Max Bauer : « Vous avez dit souveraineté alimentaire » ?
- Par Gilles Carvoyeur --
- le 26 janvier 2026
En décembre, Max Bauer, représentant la Coordination Rurale nationale, a participé aux travaux du groupe sectoriel productions végétales spéciales, présidé par Arnaud Montebourg, référent désigné par la ministre de l’Agriculture, de l’Agro-alimentaire et de la Souveraineté alimentaire.
La réunion s’est tenue au ministère de l’Agriculture, dans le cadre des conférences de la souveraineté alimentaire.

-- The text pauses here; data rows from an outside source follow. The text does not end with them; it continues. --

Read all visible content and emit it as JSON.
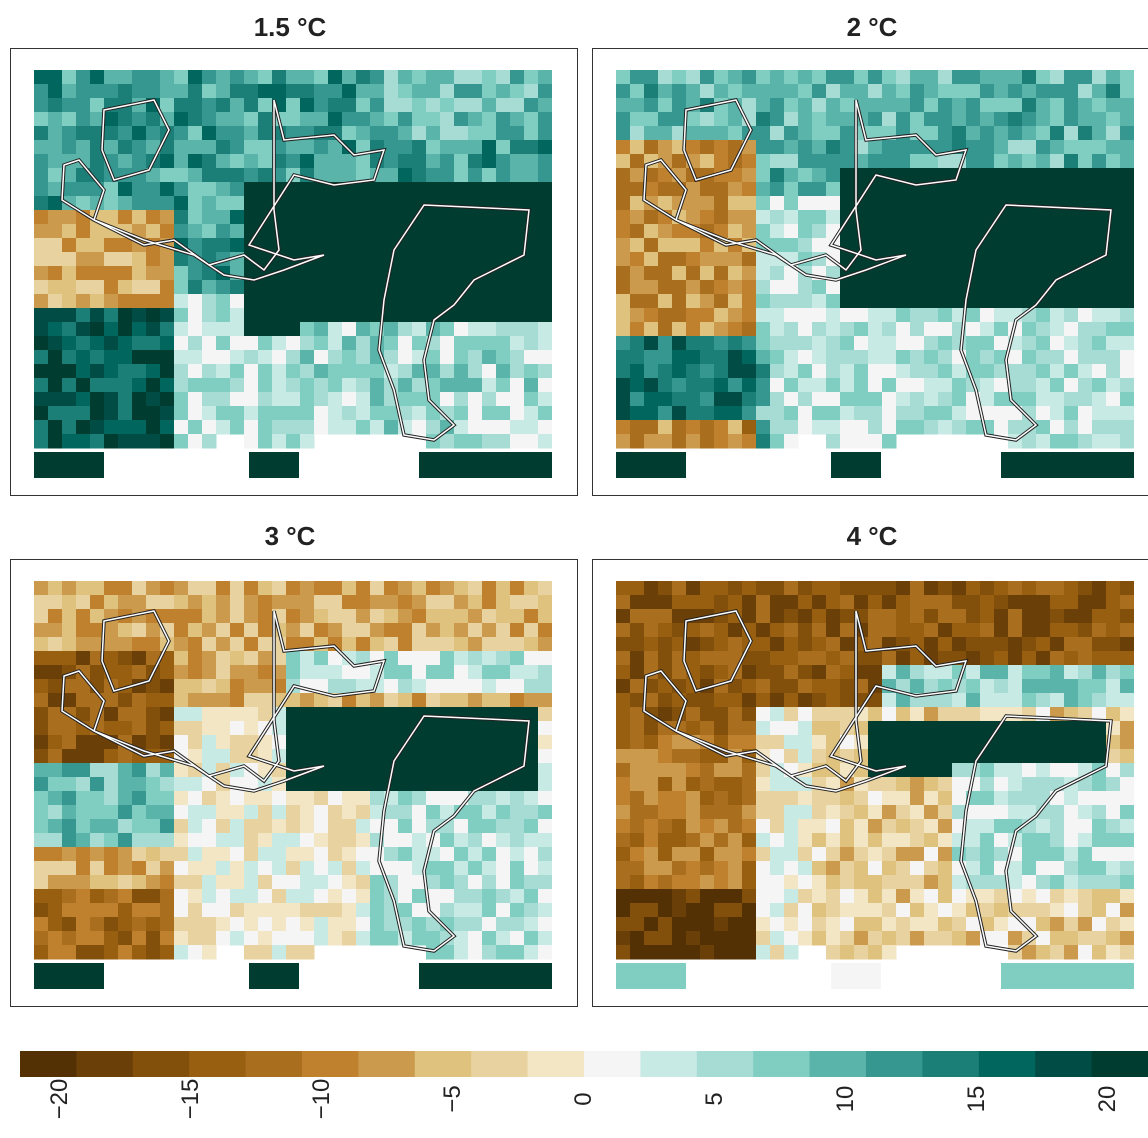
{
  "panels": [
    {
      "title": "1.5 °C"
    },
    {
      "title": "2 °C"
    },
    {
      "title": "3 °C"
    },
    {
      "title": "4 °C"
    }
  ],
  "legend": {
    "min": -20,
    "max": 20,
    "ticks": [
      "−20",
      "−15",
      "−10",
      "−5",
      "0",
      "5",
      "10",
      "15",
      "20"
    ],
    "tick_values": [
      -20,
      -15,
      -10,
      -5,
      0,
      5,
      10,
      15,
      20
    ],
    "colors": [
      "#543005",
      "#6b3f08",
      "#83500b",
      "#995f10",
      "#aa6e1f",
      "#bf812d",
      "#cc9a4d",
      "#dfc27d",
      "#e8d3a0",
      "#f2e6c5",
      "#f5f5f5",
      "#c7eae5",
      "#a7dcd4",
      "#80cdc1",
      "#5ab4a9",
      "#35978f",
      "#1b7f77",
      "#01665e",
      "#014d46",
      "#003c30"
    ]
  },
  "colors": {
    "outline": "#ffffff",
    "outline_dark": "#222222",
    "panel_border": "#333333"
  }
}
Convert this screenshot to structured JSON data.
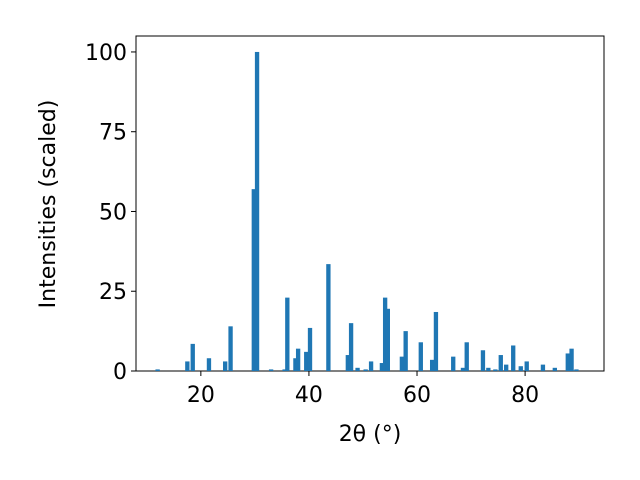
{
  "chart_data": {
    "type": "bar",
    "x_label": "2θ (°)",
    "y_label": "Intensities (scaled)",
    "color": "#1f77b4",
    "bar_width": 0.8,
    "x": [
      12,
      17.5,
      18.5,
      21.5,
      24.5,
      25.5,
      29.8,
      30.4,
      33,
      35.5,
      36,
      37.5,
      38,
      39.5,
      40.2,
      43.6,
      47.2,
      47.8,
      49,
      50.5,
      51.5,
      53.5,
      54.1,
      54.6,
      57.2,
      57.9,
      60.7,
      62.8,
      63.5,
      66.7,
      68.5,
      69.2,
      72.2,
      73.2,
      74.5,
      75.5,
      76.5,
      77.8,
      79.2,
      80.3,
      83.3,
      85.5,
      87.9,
      88.6,
      89.5
    ],
    "values": [
      0.5,
      3,
      8.5,
      4,
      3,
      14,
      57,
      100,
      0.5,
      0.5,
      23,
      4,
      7,
      6,
      13.5,
      33.5,
      5,
      15,
      1,
      0.5,
      3,
      2.5,
      23,
      19.5,
      4.5,
      12.5,
      9,
      3.5,
      18.5,
      4.5,
      1,
      9,
      6.5,
      1,
      0.5,
      5,
      2,
      8,
      1.5,
      3,
      2,
      1,
      5.5,
      7,
      0.5
    ],
    "xlim": [
      8,
      94.6
    ],
    "ylim": [
      0,
      105
    ],
    "xticks": [
      20,
      40,
      60,
      80
    ],
    "yticks": [
      0,
      25,
      50,
      75,
      100
    ]
  }
}
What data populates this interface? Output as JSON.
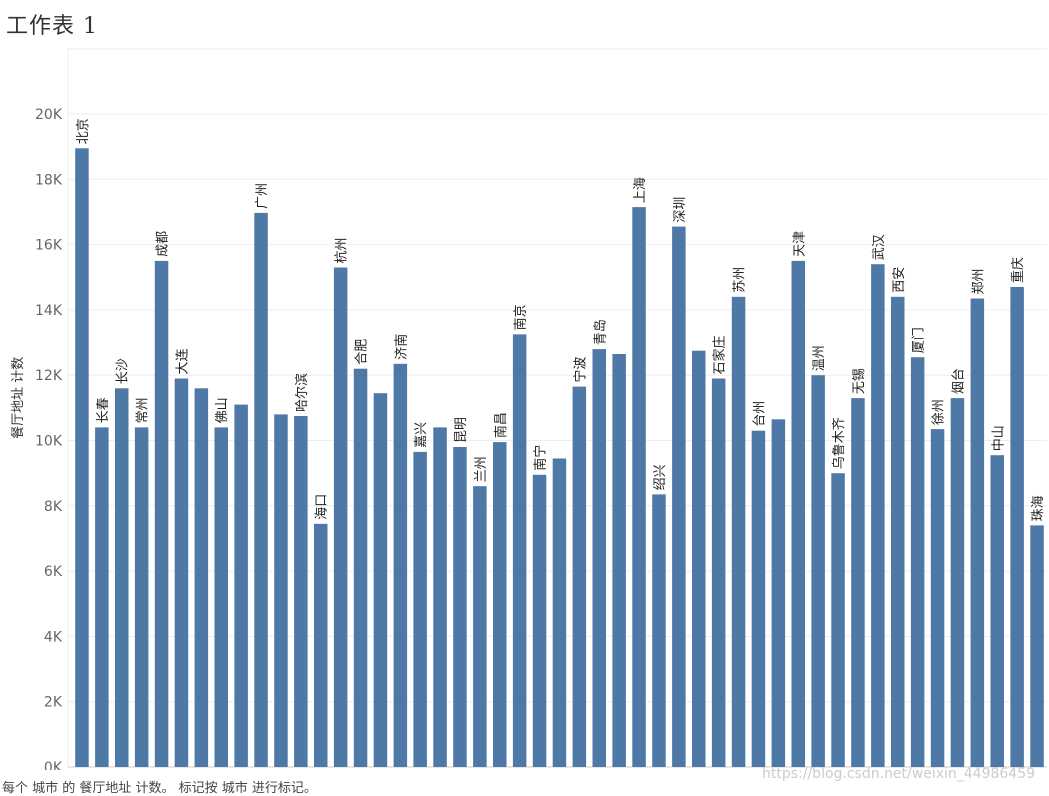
{
  "sheet": {
    "title": "工作表 1",
    "caption": "每个 城市 的 餐厅地址 计数。 标记按 城市 进行标记。",
    "watermark": "https://blog.csdn.net/weixin_44986459"
  },
  "colors": {
    "bar": "#4e79a7",
    "grid": "#eeeeee",
    "axis": "#cccccc"
  },
  "chart_data": {
    "type": "bar",
    "title": "",
    "xlabel": "",
    "ylabel": "餐厅地址 计数",
    "ylim": [
      0,
      22000
    ],
    "yticks": [
      0,
      2000,
      4000,
      6000,
      8000,
      10000,
      12000,
      14000,
      16000,
      18000,
      20000
    ],
    "ytick_labels": [
      "0K",
      "2K",
      "4K",
      "6K",
      "8K",
      "10K",
      "12K",
      "14K",
      "16K",
      "18K",
      "20K"
    ],
    "grid": true,
    "categories": [
      "北京",
      "长春",
      "长沙",
      "常州",
      "成都",
      "大连",
      "",
      "佛山",
      "",
      "广州",
      "",
      "哈尔滨",
      "海口",
      "杭州",
      "合肥",
      "",
      "济南",
      "嘉兴",
      "",
      "昆明",
      "兰州",
      "南昌",
      "南京",
      "南宁",
      "",
      "宁波",
      "青岛",
      "",
      "上海",
      "绍兴",
      "深圳",
      "",
      "石家庄",
      "苏州",
      "台州",
      "",
      "天津",
      "温州",
      "乌鲁木齐",
      "无锡",
      "武汉",
      "西安",
      "厦门",
      "徐州",
      "烟台",
      "郑州",
      "中山",
      "重庆",
      "珠海"
    ],
    "values": [
      18950,
      10400,
      11600,
      10400,
      15500,
      11900,
      11600,
      10400,
      11100,
      16970,
      10800,
      10750,
      7450,
      15300,
      12200,
      11450,
      12350,
      9650,
      10400,
      9800,
      8600,
      9950,
      13250,
      8950,
      9450,
      11650,
      12800,
      12650,
      17150,
      8350,
      16550,
      12750,
      11900,
      14400,
      10300,
      10650,
      15500,
      12000,
      9000,
      11300,
      15400,
      14400,
      12550,
      10350,
      11300,
      14350,
      9550,
      14700,
      7400
    ]
  }
}
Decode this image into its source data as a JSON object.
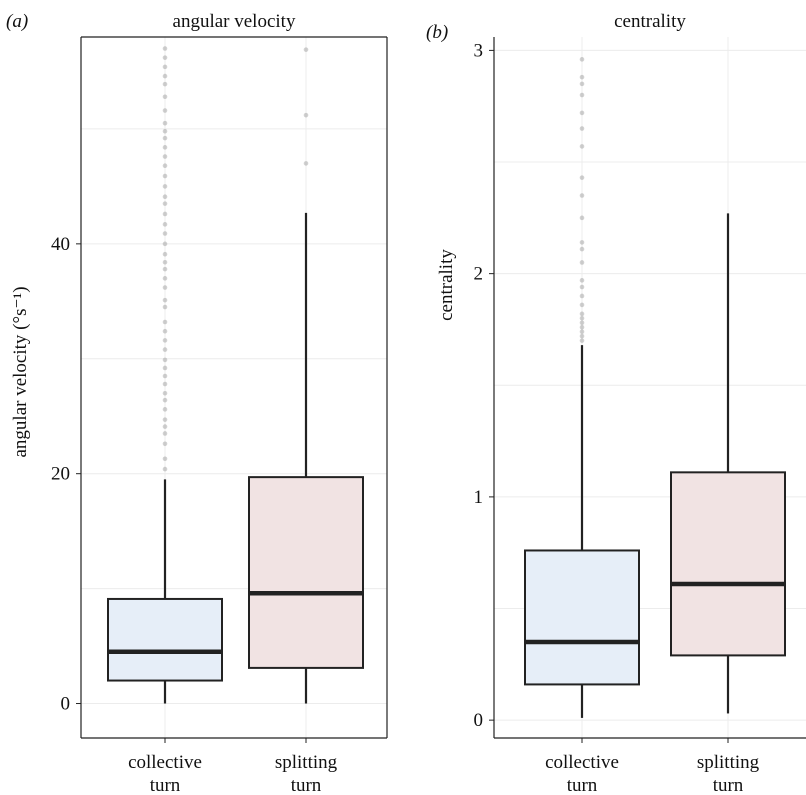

Promulguée le 24 mars 2025, la loi d’orientation agricole prévoit des conférences de la souveraineté alimentaire, réunissant les filières agricoles, organisées en 2026 sous l’égide de FranceAgriMer.
À cette occasion, la ministre a déclaré : « Il s’agit que les filières construisent avec l’État un plan de souveraineté alimentaire pour les dix ans à venir ».
RECONQUÊTE DU MARCHÉ INTERIEUR
« Elle souhaite reconquérir des parts sur le marché intérieur, sachant qu’aujourd’hui une volaille sur deux, 70 % des fruits consommés voire 85 % de fleurs coupées en France sont importés ;
Son objectif est de travailler sur une entrée de gamme de qualité. Mais est-elle consciente que cette reconquête ne se fera pas « d’un claquement de doigts », décrypte Max Bauer.
À ce sujet, le syndicaliste agricole reste très sceptique : « Je ne crois pas, qu’en quelques mois, nous soyons capables de répondre à des questions tels que les coûts de production en fonction des régions, sans parler d’autres paramètres qui sont encore plus difficiles à quantifier ».
Le constat est d’autant plus amer qu’il suffit de se réferer au bilan des lois Egalim.
« Il y a eu 3 lois Egalim, votées en 2018, 2021 et 2023 et la loi Egalim originelle, dite « Egalim 1 », est issue des États généraux de l’alimentation qui se sont tenus en 2017. Pourquoi la première loi ? Pour l’équilibre des relations commerciales dans le secteur agricole et une alimentation saine et durable, cette loi, adoptée en octobre 2018, avait pour objectif (notamment) d’enrayer la course aux prix bas afin d’améliorer la rémunération des agriculteurs et de mieux valoriser la production agricole.
À la fin, le bilan est assez maigre. Certes, les maux sont identifiés avec la distorsion de concurrence, les impasses techniques, les fortes contraintes administratives, l’accès à l’eau, mais l’Etat ne nous donne pas de remèdes mais des soins palliatifs.
Pendant ce temps, des productions s’arrêtent, des exploitations agricoles disparaissent. Le mal-être est profond et la colère grandissante. Il y a un fort risque de ne plus pouvoir contrôler la situation. Il faut arrêter les postures de certains politiciens et les effets d’annonce qui ne donnent aucun résultat. Voter des lois, c’est bien, encore faudrait-il qu’elles soient appliquées », conclut, sceptique, Max Bauer.